The Maastricht Treaty (effective from November 1993) introduced the Co-Decision Procedure in order to strengthen the Parliament’s influence over legislation. Once the Treaty of Amsterdam comes into effect, the Co-Decision Procedure will replace the Co-operation Procedure in all but a very few areas and become the normal mode of Council-Parliament involvement in legislation. The essential difference between the two procedures is that the Co-Decision Procedure :

allows for the convening of a ‘Conciliation Committee’ in which at the final stage differences between the Council and the Parliament may be resolved;

allows the Parliament, as a last resort, the right to reject the proposal outright by an absolute majority.

Under the Co-Decision Procedure, the Council and the Parliament are jointly responsible for the final adoption of legislation.

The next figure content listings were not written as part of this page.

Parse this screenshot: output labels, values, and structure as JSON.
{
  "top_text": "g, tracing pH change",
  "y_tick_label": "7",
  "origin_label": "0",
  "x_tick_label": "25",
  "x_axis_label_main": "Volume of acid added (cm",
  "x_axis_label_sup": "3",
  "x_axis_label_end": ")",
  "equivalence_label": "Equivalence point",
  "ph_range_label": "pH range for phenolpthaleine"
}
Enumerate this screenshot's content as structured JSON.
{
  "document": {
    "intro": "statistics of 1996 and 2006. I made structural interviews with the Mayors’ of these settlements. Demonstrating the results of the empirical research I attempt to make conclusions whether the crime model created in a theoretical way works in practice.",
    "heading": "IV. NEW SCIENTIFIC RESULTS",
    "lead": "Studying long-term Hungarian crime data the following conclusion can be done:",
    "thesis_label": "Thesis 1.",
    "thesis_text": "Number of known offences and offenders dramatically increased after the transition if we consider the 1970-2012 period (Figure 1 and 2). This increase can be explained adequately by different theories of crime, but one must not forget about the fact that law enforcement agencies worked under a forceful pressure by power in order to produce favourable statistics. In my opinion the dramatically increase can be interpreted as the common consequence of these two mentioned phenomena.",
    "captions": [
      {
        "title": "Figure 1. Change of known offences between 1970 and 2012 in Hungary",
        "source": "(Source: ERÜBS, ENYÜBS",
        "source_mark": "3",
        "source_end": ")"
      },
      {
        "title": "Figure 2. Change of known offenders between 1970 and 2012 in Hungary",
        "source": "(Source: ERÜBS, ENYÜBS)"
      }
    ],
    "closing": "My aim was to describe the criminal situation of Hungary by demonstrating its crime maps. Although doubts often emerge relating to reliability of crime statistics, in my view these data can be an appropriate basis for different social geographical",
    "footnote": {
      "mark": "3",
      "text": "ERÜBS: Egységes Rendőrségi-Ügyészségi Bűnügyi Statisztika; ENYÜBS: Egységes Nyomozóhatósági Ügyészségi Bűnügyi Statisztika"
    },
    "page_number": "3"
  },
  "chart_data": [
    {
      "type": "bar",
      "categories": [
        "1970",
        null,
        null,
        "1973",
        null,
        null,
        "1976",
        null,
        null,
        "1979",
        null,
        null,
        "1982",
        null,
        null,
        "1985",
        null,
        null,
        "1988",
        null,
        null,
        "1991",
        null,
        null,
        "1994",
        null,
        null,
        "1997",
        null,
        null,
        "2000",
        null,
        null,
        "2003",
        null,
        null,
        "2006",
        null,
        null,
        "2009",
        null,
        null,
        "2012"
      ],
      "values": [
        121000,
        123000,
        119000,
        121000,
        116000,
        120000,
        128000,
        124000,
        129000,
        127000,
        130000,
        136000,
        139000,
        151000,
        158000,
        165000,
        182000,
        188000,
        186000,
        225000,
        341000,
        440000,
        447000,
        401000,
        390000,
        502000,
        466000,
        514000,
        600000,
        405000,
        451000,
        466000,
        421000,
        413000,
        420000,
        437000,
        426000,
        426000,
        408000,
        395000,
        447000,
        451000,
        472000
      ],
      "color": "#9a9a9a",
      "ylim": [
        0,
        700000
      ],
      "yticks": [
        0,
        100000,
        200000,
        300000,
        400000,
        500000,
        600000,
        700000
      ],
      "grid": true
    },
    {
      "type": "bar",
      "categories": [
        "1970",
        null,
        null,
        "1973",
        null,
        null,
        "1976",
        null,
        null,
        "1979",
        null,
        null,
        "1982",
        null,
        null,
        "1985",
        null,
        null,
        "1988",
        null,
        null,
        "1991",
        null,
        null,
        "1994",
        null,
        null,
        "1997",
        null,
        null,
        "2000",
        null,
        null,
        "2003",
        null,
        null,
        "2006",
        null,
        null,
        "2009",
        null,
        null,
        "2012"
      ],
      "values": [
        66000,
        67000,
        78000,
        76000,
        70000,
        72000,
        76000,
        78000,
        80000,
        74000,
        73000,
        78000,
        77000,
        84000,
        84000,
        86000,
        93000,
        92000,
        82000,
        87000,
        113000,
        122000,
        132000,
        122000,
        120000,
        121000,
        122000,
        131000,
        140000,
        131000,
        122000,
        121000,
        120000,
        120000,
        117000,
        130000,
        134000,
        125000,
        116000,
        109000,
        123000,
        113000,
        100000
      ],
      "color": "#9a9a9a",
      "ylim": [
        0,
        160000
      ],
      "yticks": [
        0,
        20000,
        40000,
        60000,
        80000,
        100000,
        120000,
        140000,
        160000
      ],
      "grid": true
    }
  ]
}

It has been estimated that some 60 per cent of the Parliament’s amendments are incorporated into the legislation.

5 THE INTER-GOVERNMENTAL PILLARS

The Maastricht Treaty created a European Union which rests upon three 'pillars'. The central pillar is the European Community (EC) itself and the decision-making procedures described here  are those which apply to action within the EC pillar, normally known as the 'first pillar'.

The procedures in the other two pillars (the Common Foreign and Security Policy and Co-operation in the fields of Justice and Home Affairs) are different, for although the Council of Ministers plays much the same role, the legislative instruments are not the same. The Commission is less influential and recourse cannot be had to the Court of Justice. Action in these fields is essentially intergovernmental in character.

Under both pillars, provision exists for the European Parliament to be kept informed and consulted. Members of the European Parliament are also entitled in the normal way to put questions to the Council of Ministers. In so far as action is taken under either heading which involves a charge to the Budget of the Union, the Parliament's powers with respect to the Budget (see above) may be brought into play.